Sono note le idee di Garibaldi sul Papa e sul clero, da lui definito "Setta degli impostori" nell'epigrafe dettata per il suo amico ed ex prete Luigi Gusmaroli (la lapide è tuttora conservata nel Civico Cimitero di La Maddalena).

Meno noto è invece che Garibaldi tenesse delle Bibbie e pare, addirittura, le facesse distribuire agli abitanti di La Maddalena.

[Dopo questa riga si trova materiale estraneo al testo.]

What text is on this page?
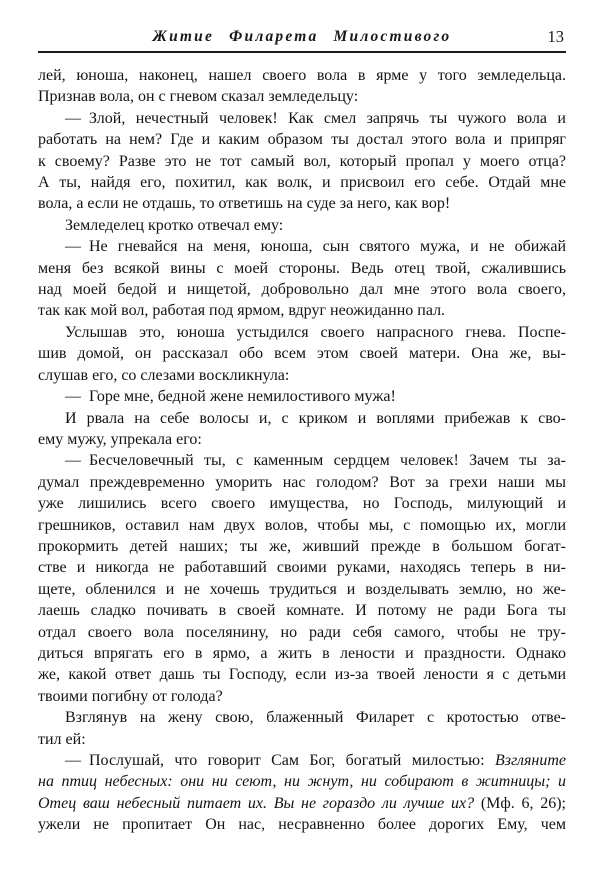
Житие Филарета Милостивого	13
лей, юноша, наконец, нашел своего вола в ярме у того земледельца.
Признав вола, он с гневом сказал земледельцу:
— Злой, нечестный человек! Как смел запрячь ты чужого вола и
работать на нем? Где и каким образом ты достал этого вола и припряг
к своему? Разве это не тот самый вол, который пропал у моего отца?
А ты, найдя его, похитил, как волк, и присвоил его себе. Отдай мне
вола, а если не отдашь, то ответишь на суде за него, как вор!
Земледелец кротко отвечал ему:
— Не гневайся на меня, юноша, сын святого мужа, и не обижай
меня без всякой вины с моей стороны. Ведь отец твой, сжалившись
над моей бедой и нищетой, добровольно дал мне этого вола своего,
так как мой вол, работая под ярмом, вдруг неожиданно пал.
Услышав это, юноша устыдился своего напрасного гнева. Поспе-
шив домой, он рассказал обо всем этом своей матери. Она же, вы-
слушав его, со слезами воскликнула:
— Горе мне, бедной жене немилостивого мужа!
И рвала на себе волосы и, с криком и воплями прибежав к сво-
ему мужу, упрекала его:
— Бесчеловечный ты, с каменным сердцем человек! Зачем ты за-
думал преждевременно уморить нас голодом? Вот за грехи наши мы
уже лишились всего своего имущества, но Господь, милующий и
грешников, оставил нам двух волов, чтобы мы, с помощью их, могли
прокормить детей наших; ты же, живший прежде в большом богат-
стве и никогда не работавший своими руками, находясь теперь в ни-
щете, обленился и не хочешь трудиться и возделывать землю, но же-
лаешь сладко почивать в своей комнате. И потому не ради Бога ты
отдал своего вола поселянину, но ради себя самого, чтобы не тру-
диться впрягать его в ярмо, а жить в лености и праздности. Однако
же, какой ответ дашь ты Господу, если из-за твоей лености я с детьми
твоими погибну от голода?
Взглянув на жену свою, блаженный Филарет с кротостью отве-
тил ей:
— Послушай, что говорит Сам Бог, богатый милостью: Взгляните
на птиц небесных: они ни сеют, ни жнут, ни собирают в житницы; и
Отец ваш небесный питает их. Вы не гораздо ли лучше их? (Мф. 6, 26);
ужели не пропитает Он нас, несравненно более дорогих Ему, чем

Non si trattava naturalmente di Bibbie cattoliche bensì di Bibbie protestanti tradotte in italiano da Giovanni Diodati. Scrive Cignoli, nell'articolo citato, di aver scoperto la notizia "spigolando" nell'Archivio della 'Società Biblica Britannica & Forestiera' di Roma. In una relazione in inglese del londinese reverendo protestante Bergne è riportato quanto da lui ascoltato, a Milano, nel 1872, da un certo Rivera, ex militare dell'esercito ed all'epoca colportore (venditore ambulante di Bibbie protestanti).

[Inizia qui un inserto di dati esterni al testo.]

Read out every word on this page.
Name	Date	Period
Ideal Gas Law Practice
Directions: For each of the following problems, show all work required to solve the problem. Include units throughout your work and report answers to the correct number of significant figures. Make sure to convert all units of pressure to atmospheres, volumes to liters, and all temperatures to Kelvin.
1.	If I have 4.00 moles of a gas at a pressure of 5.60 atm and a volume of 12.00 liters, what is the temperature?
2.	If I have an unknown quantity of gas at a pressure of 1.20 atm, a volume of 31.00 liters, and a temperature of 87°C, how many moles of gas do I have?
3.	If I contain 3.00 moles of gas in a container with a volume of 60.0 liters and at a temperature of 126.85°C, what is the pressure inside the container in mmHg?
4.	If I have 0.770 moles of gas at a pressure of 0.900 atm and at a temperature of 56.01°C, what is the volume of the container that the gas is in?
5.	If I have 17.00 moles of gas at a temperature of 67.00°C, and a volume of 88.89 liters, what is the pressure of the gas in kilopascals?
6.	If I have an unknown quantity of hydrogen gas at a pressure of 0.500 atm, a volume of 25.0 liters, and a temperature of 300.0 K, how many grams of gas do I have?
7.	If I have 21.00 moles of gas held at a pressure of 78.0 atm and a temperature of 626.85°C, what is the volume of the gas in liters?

Rivera raccontò al rev. Bergne di aver fatto, tempo prima, un viaggio in Sardegna e di essere giunto fino a La Maddalena. Qui ebbe la gradita, per lui, sorpresa di trovare alcuni protestanti (il censimento del 1871 ne registrava in numero di 42). A loro e ad altri vendette alcune Bibbie. Poi, attraversando con una barca il braccio di mare che separa le due isole, approdò a Caprera. Qui, come tanti altri visitatori del tempo, il colportore Rivera poté incontrare Garibaldi.

Con sorpresa Rivera scoprì che il Generale conservava a casa una cassa, piena a metà, di Bibbie, pronte per essere inviate a La Maddalena.

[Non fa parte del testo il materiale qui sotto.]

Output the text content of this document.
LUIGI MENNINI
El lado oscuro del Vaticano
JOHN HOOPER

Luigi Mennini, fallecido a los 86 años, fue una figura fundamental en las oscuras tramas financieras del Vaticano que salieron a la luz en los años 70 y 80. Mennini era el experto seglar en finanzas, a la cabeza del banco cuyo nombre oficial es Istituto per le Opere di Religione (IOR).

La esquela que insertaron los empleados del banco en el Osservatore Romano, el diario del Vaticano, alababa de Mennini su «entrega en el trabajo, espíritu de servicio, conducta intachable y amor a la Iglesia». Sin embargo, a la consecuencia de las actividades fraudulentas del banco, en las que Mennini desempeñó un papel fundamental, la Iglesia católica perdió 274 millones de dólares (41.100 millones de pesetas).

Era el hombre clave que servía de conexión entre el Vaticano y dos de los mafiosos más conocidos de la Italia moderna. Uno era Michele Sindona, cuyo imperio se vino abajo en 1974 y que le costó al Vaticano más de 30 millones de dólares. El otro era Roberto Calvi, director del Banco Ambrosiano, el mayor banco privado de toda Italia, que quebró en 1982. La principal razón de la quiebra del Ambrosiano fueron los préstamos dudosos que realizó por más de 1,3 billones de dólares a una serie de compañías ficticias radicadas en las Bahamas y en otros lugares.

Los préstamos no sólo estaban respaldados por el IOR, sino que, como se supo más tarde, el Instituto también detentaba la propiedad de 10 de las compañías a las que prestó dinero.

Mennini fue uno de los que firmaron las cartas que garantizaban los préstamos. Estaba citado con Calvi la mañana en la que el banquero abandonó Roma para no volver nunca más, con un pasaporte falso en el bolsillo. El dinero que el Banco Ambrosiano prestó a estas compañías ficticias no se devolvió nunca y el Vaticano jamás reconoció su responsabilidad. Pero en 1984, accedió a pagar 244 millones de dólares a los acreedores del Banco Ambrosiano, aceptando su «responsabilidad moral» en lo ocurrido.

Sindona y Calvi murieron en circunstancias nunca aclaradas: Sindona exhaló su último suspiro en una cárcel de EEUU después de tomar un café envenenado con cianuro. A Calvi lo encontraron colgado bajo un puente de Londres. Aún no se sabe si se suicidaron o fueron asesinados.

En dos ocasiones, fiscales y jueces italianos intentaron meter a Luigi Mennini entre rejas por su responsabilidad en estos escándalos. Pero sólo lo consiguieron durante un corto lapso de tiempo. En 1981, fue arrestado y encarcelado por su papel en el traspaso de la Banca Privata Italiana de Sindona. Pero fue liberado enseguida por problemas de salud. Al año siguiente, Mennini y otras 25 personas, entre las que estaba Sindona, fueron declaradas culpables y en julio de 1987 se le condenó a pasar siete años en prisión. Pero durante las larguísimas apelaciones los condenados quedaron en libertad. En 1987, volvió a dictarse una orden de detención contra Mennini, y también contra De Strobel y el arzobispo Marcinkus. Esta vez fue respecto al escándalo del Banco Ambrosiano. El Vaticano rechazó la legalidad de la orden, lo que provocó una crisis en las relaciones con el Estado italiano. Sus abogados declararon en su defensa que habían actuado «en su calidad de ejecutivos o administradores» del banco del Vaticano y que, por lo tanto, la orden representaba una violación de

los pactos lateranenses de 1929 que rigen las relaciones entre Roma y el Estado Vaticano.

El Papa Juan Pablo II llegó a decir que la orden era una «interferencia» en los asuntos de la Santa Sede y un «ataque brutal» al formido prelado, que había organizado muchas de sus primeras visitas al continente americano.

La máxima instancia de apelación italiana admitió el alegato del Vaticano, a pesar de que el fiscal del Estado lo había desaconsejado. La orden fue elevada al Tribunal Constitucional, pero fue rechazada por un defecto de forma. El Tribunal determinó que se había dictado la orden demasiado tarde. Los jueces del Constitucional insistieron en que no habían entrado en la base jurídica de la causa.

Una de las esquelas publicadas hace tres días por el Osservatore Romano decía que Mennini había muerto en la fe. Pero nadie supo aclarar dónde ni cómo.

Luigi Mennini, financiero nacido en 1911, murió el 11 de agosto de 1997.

Rivera informò Garibaldi di averne colà venduto parecchie nei giorni precedenti. Allora Garibaldi gli rispose che avrebbe conservato quelle Bibbie. Il Generale poi incoraggiò il colportore Rivera, dicendogli che stava facendo un buon lavoro perché stava "diffondendo la verità".
Dell'episodio Mario Cignoni, autore dell'articolo, non scrive altro. Ci domandiamo che cosa, di tutto ciò, potesse pensarne il parroco dell'epoca don Michele Mamia Addis, il quale fu amico di Garibaldi e più volte ospite del "suo modesto desco".